Published: 25 March 2013
Sweet news for cane growers: medical test could reduce fertiliser runoff
An Australian PhD scholar is applying human medical techniques to soil in a project likely to save sugar producers money and help protect the Great Barrier Reef.
Sugarcane is one of the least efficient crops in terms of nutrient uptake – a prospective monitoring technique could tell farmers exactly when and how much fertiliser to apply.
Credit: scienceimage/G Heath
The University of Queensland’s Richard Brackin is using a new technology for non-invasive micro-scale soil sampling that promises to change how cane growers fertilise their crops. It is likely to lead to significant reductions in fertiliser use without reducing crop quality or yield, and would lead to reduced nitrogen run-off to the Great Barrier Reef.
‘Micro-dialysis is an established medical and neurological technique, but has only recently been applied to soil,’ he said.
‘It has the potential to improve understanding of nutrient availability at the soil-root interface, as micro-dialysis is able to measure “flux rates”, or uptake of nutrients by plant roots.’
Richard recently won a Young Science and Innovation Award from the Sugar Research and Development Corporation. The award judges said Richard's work would deliver economic, environmental and social benefits for the sugarcane industry, and had positive implications for climate change, the environment (especially the Great Barrier Reef) and grower production costs.
Current soil-sampling methods provided only a snapshot of nutrient levels at a particular time, based on the manual extraction of soils, according to Richard.

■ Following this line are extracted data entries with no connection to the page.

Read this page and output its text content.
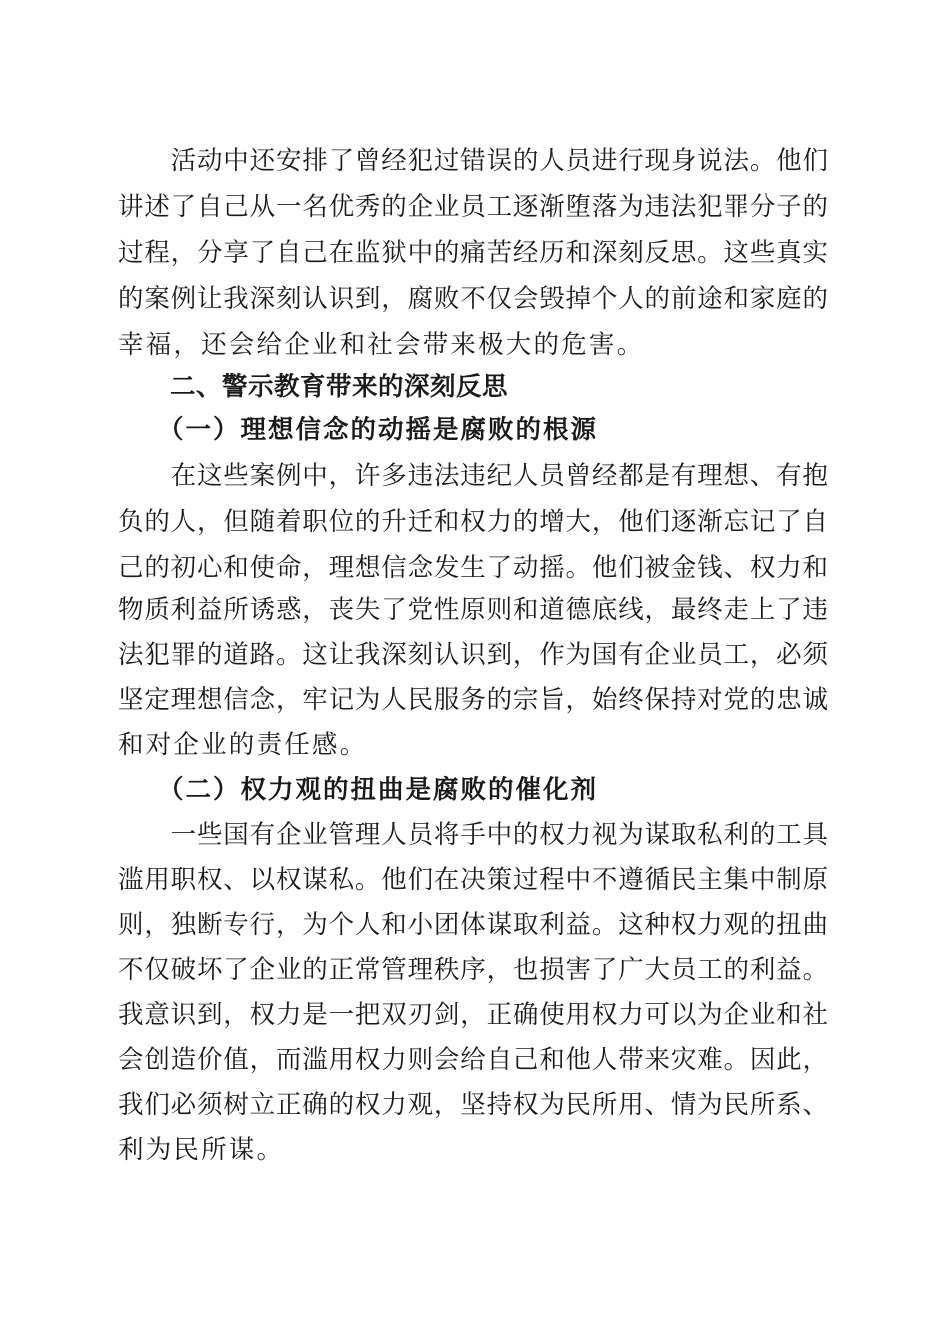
　　活动中还安排了曾经犯过错误的人员进行现身说法。他们
讲述了自己从一名优秀的企业员工逐渐堕落为违法犯罪分子的
过程，分享了自己在监狱中的痛苦经历和深刻反思。这些真实
的案例让我深刻认识到，腐败不仅会毁掉个人的前途和家庭的
幸福，还会给企业和社会带来极大的危害。
二、警示教育带来的深刻反思
（一）理想信念的动摇是腐败的根源
　　在这些案例中，许多违法违纪人员曾经都是有理想、有抱
负的人，但随着职位的升迁和权力的增大，他们逐渐忘记了自
己的初心和使命，理想信念发生了动摇。他们被金钱、权力和
物质利益所诱惑，丧失了党性原则和道德底线，最终走上了违
法犯罪的道路。这让我深刻认识到，作为国有企业员工，必须
坚定理想信念，牢记为人民服务的宗旨，始终保持对党的忠诚
和对企业的责任感。
（二）权力观的扭曲是腐败的催化剂
　　一些国有企业管理人员将手中的权力视为谋取私利的工具
滥用职权、以权谋私。他们在决策过程中不遵循民主集中制原
则，独断专行，为个人和小团体谋取利益。这种权力观的扭曲
不仅破坏了企业的正常管理秩序，也损害了广大员工的利益。
我意识到，权力是一把双刃剑，正确使用权力可以为企业和社
会创造价值，而滥用权力则会给自己和他人带来灾难。因此，
我们必须树立正确的权力观，坚持权为民所用、情为民所系、
利为民所谋。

‘Micro-dialysis monitors changes in nitrogen fertiliser after it has been applied to soil, by providing high-resolution real-time measurements of nitrogen fluxes and turnover at a micro-scale.
‘Positioning micro-dialysis membranes in close proximity to sugarcane roots will allow more detailed analysis of the rapid nitrogen transformations that occur after fertiliser application in sugarcane soil, can measure the preferential uptake of particular forms of nitrogen by roots.

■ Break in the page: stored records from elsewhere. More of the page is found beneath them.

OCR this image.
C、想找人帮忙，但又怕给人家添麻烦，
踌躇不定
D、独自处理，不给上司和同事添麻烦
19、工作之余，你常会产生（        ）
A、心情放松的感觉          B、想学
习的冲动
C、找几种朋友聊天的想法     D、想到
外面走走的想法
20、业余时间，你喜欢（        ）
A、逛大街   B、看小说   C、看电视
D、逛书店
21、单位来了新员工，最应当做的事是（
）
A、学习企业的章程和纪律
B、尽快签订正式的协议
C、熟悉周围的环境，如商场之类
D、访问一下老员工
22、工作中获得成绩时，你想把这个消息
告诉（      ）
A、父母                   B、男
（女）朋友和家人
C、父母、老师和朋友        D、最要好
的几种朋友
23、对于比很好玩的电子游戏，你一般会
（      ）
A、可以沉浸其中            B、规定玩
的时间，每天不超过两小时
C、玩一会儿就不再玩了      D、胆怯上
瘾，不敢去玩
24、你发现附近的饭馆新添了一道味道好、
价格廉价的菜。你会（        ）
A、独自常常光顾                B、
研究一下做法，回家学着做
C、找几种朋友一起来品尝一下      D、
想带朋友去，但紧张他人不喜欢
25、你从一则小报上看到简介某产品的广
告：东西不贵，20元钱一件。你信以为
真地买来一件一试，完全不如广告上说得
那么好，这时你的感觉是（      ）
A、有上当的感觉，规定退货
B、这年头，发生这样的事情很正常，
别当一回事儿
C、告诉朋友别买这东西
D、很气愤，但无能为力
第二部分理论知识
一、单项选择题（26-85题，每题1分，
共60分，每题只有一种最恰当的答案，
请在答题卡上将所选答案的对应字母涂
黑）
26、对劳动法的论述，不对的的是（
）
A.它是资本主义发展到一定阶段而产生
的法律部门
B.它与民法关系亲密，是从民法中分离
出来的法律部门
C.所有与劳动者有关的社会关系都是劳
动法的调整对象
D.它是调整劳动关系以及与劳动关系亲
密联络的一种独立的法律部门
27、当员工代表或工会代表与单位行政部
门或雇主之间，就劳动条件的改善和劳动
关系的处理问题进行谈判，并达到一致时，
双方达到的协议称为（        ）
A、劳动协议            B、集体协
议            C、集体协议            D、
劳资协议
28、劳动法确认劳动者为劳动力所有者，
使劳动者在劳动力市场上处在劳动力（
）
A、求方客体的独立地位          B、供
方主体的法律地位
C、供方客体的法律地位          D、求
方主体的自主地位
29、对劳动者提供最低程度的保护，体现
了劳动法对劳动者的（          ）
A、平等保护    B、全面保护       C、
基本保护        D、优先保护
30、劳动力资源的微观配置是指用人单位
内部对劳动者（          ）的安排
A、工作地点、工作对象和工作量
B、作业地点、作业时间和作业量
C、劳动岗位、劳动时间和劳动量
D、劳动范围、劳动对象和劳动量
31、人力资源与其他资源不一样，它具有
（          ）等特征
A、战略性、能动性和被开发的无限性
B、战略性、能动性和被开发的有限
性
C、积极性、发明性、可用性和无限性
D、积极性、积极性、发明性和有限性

‘This technique is highly innovative and generates data that cannot be produced using current soil techniques.’
Sugarcane is one of the least efficient crops in terms of nutrient uptake, and scientists estimate that sugarcane crops acquire only about 50 per cent of applied nitrogen fertiliser. Fertiliser is largely applied as a single application of urea, but soil microbes rapidly transform this into different nitrogen forms.
‘The resulting rapid fluxes of each nitrogen pool make quantification difficult using traditional methods, and this knowledge gap contributes to difficulty matching nitrogen supply to plant demand,’ Richard said.
‘As a result, fertiliser inputs generally exceed crop use, which means the grower is wasting money, and run-off could damage the environment.
‘The outcome of my research will assist grower decision-making about what fertiliser types to use, application rates and timing.’